Auch Studierende höherer Semester nutzen den Kurs. Mona Horn und Silvio Mastrogiovanni studieren im dritten Semester Geowissenschaften. „Wir hatten in der vorlesungsfreien Phase Zeit“, erzählt Horn. „Den Kurs haben wir belegt, weil wir gut ins Thema der Vorlesung im Wintersemester reinkommen wollten.“ Horn und Mastrogiovanni gefällt, dass sie selbst über das Lernpensum entscheiden können. „Wir können selbst arbeiten und uns klarmachen, wo Wiederholungsbedarf besteht“, betont Mastrogiovanni.

Der Kurs wird gut angenommen: „Zum zweiten Tag der Präsenzwoche sind etwa 120 Studierende gekommen, online haben sich 160 registriert“, freut sich Marko Glaubitz, der für das Rechenzentrum die Projektkoordination für Kosmic übernommen hat. „Das ist ein Erfolg. Außerdem freuen wir uns, wenn sich die Quote an Studienabbrüchen reduziert“, sagt er. „Wenn jemand ein Studium abbricht, soll es nicht daran liegen, dass der Übergang von Schule zu Universität nicht funktioniert.“ Die Angebote des Projekts sollen wachsen: Für Interkulturalität und Chemie sind in naher Zukunft weitere Vorkurse geplant. „Allerdings gibt es auch andere Aktionen, etwa von Fachschaften“, gibt Glaubitz zu bedenken.
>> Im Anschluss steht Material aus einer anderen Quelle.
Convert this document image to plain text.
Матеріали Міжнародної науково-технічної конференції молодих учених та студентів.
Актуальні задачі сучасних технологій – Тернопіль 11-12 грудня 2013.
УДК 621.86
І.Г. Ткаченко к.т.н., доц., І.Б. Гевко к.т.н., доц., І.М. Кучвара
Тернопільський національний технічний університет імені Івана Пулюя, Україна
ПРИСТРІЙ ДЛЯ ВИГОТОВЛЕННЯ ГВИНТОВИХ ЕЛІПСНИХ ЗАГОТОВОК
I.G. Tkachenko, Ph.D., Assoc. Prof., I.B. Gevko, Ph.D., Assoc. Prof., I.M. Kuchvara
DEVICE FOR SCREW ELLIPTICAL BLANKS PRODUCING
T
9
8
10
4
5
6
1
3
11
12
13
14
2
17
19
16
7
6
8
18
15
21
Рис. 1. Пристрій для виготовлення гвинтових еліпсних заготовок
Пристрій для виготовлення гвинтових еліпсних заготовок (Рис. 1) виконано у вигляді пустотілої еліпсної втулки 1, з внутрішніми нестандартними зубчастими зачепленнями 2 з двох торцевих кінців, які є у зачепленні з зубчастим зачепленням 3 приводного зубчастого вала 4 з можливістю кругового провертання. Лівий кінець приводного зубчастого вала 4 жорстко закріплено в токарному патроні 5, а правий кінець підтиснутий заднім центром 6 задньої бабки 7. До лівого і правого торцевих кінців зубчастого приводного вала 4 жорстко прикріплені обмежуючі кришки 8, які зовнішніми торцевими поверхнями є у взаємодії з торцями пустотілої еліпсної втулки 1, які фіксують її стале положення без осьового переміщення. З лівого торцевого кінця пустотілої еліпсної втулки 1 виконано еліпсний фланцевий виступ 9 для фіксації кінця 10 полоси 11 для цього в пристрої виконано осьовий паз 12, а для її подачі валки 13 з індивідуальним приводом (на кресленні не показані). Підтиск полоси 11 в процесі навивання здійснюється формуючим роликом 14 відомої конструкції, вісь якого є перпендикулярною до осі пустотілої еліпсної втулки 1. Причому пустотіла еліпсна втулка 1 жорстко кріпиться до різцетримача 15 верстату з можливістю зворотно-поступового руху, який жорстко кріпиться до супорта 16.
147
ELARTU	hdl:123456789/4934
Es gehe nicht darum, mit diesen in Konkurrenz zu treten. „Wir müssen schauen, was schon da ist. Es sollen Synergieeffekte entstehen“, ergänzt Uhl. Die beiden sind mit dem Kurs, „einem ersten Meilenstein“, bisher zufrieden. Und die Studierenden dürften einiges an Wissen aufgefrischt haben, das über die Zeit eingerostet war.